​Le projet de gazoduc Nigeria–Maroc franchit une nouvelle étape décisive

Un projet stratégique à 25 milliards de dollars


Rédigé par le7tv le Lundi 13 Avril 2026



Amina Benkhadra, directrice générale de l’Office national des hydrocarbures et des mines (ONHYM), a annoncé la signature, d’ici la fin de l’année, de l’accord intergouvernemental encadrant cette infrastructure stratégique. La cérémonie devrait réunir les représentants des 13 pays impliqués, confirmant l’ampleur régionale d’un chantier évalué à 25 milliards de dollars.

Baptisé « Gazoduc Atlantique Africain », le projet remonte à près d’une décennie et a déjà validé plusieurs jalons techniques, notamment les études de faisabilité et les premières conceptions. Son tracé d’environ 6 900 kilomètres combinera des segments terrestres et maritimes, à travers ou au large de plusieurs États d’Afrique de l’Ouest, avec pour objectif de relier les ressources gazières du Nigeria aux marchés du Maghreb et, au-delà, à l’Europe.

La capacité maximale visée s’établit à 30 milliards de mètres cubes par an. Selon Amina Benkhadra, près de la moitié de ces volumes serait destinée à couvrir les besoins du Maroc, le solde étant orienté vers l’exportation, notamment vers les marchés européens. Pour Rabat, l’enjeu est double: sécuriser son approvisionnement et consolider son positionnement comme hub énergétique entre l’Afrique et l’Europe, en complément de ses atouts croissants dans les énergies renouvelables.
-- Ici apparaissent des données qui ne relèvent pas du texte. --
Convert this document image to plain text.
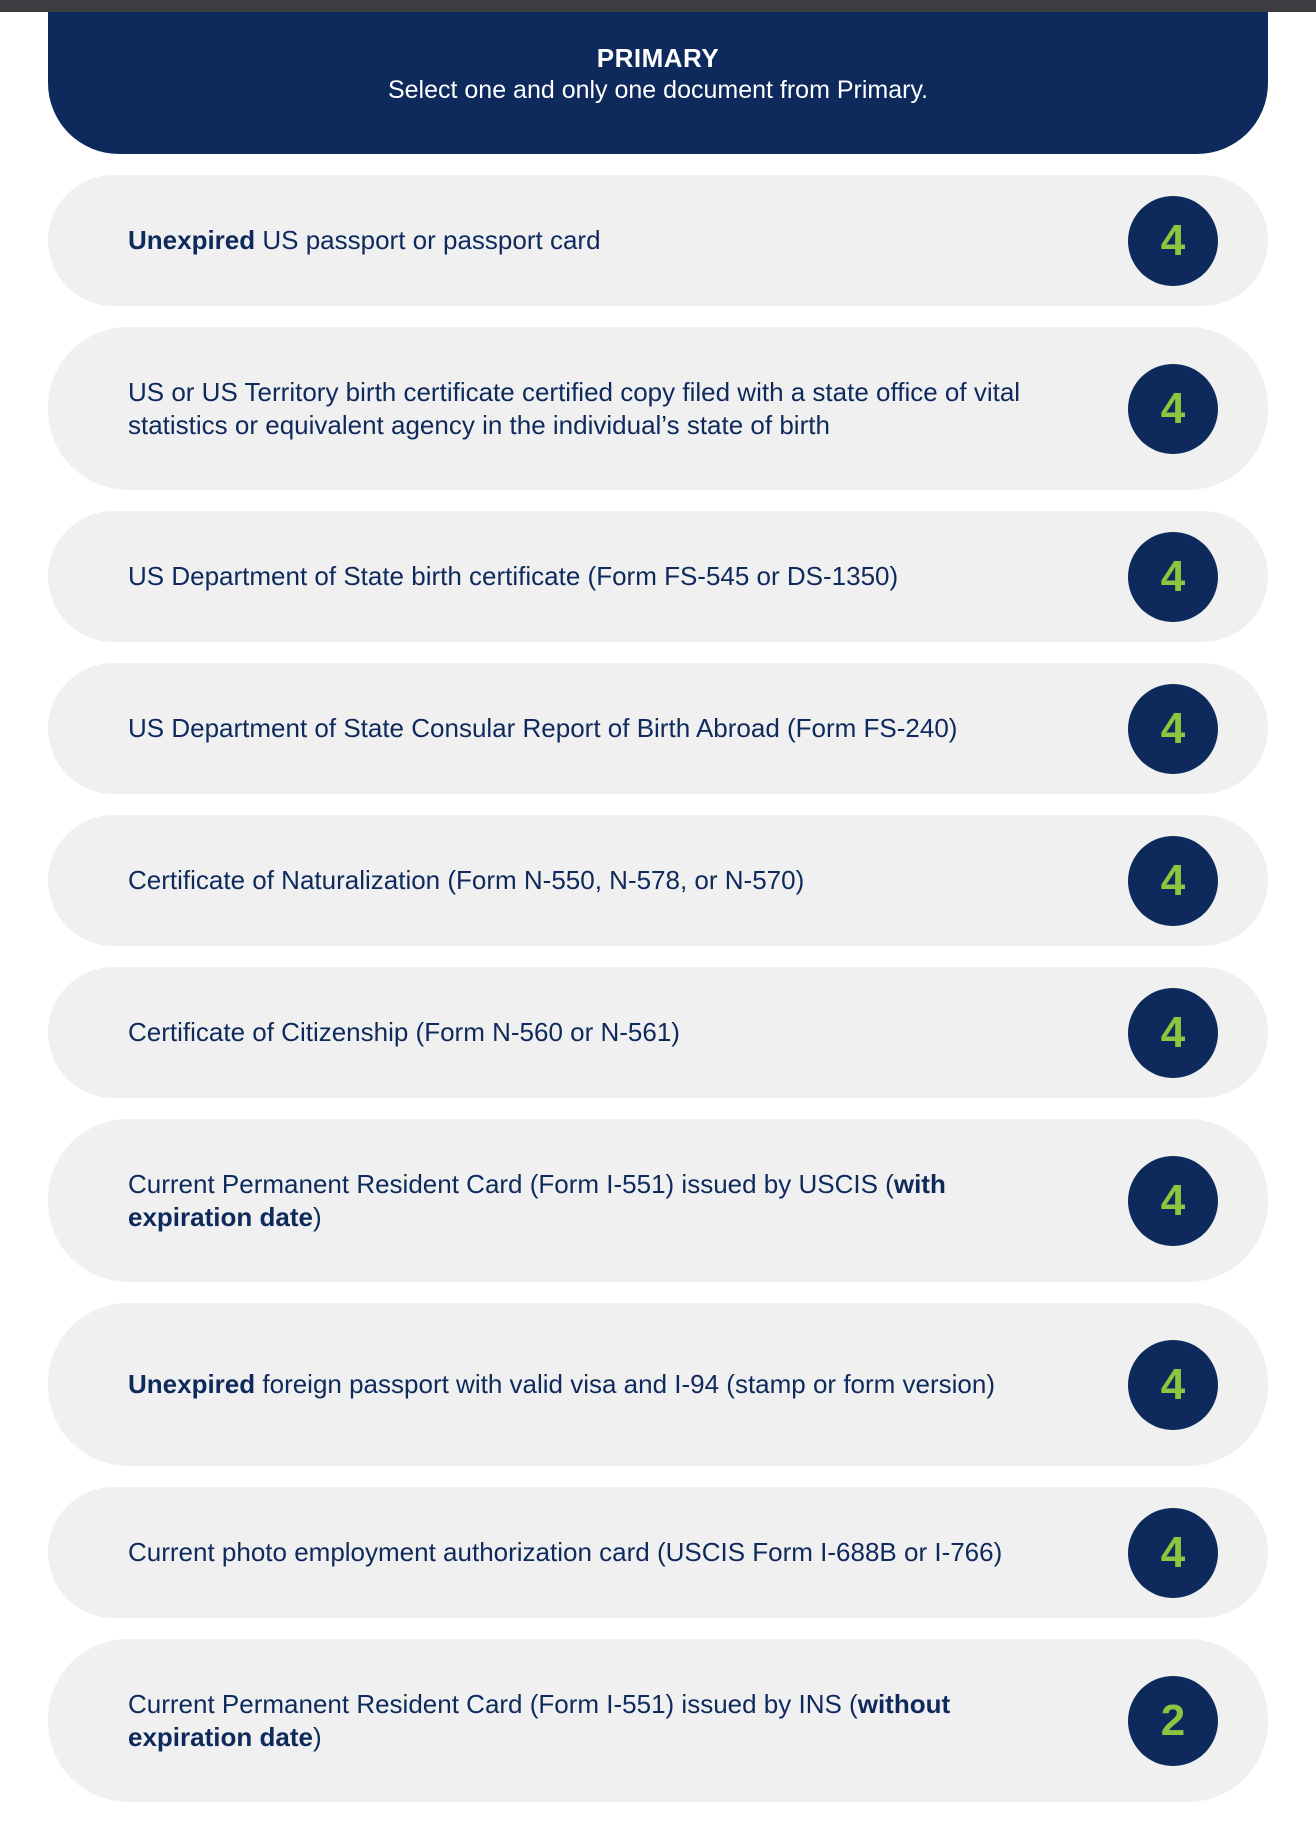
PRIMARY
Select one and only one document from Primary.
Unexpired US passport or passport card	4
US or US Territory birth certificate certified copy filed with a state office of vital statistics or equivalent agency in the individual’s state of birth	4
US Department of State birth certificate (Form FS-545 or DS-1350)	4
US Department of State Consular Report of Birth Abroad (Form FS-240)	4
Certificate of Naturalization (Form N-550, N-578, or N-570)	4
Certificate of Citizenship (Form N-560 or N-561)	4
Current Permanent Resident Card (Form I-551) issued by USCIS (with expiration date)	4
Unexpired foreign passport with valid visa and I-94 (stamp or form version)	4
Current photo employment authorization card (USCIS Form I-688B or I-766)	4
Current Permanent Resident Card (Form I-551) issued by INS (without expiration date)	2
Sur le plan institutionnel, l’architecture de gouvernance se précise. Après la signature, une autorité de pilotage sera créée au Nigeria pour coordonner l’agenda politique et réglementaire entre les 13 États partenaires. Parallèlement, une société de projet verra le jour au Maroc, en coentreprise entre l’ONHYM et la compagnie pétrolière nationale nigériane, avec la mission de superviser le financement, la construction et l’exploitation.

Soutenu par la CEDEAO, le gazoduc est présenté comme un levier d’intégration économique régionale, d’électrification et d’industrialisation. Dans un contexte international tendu, marqué par des perturbations des flux énergétiques et une volatilité des prix du gaz, la diversification des routes d’acheminement revêt un intérêt renouvelé pour l’Europe comme pour l’Afrique de l’Ouest.

Les premières livraisons sont envisagées à l’horizon 2031, un calendrier ambitieux au regard des défis financiers, techniques et sécuritaires inhérents à un tel mégaprojet transnational. Reste désormais à transformer l’élan politique en décisions opérationnelles rapides afin d’ancrer ce corridor gazier dans la réalité énergétique du continent.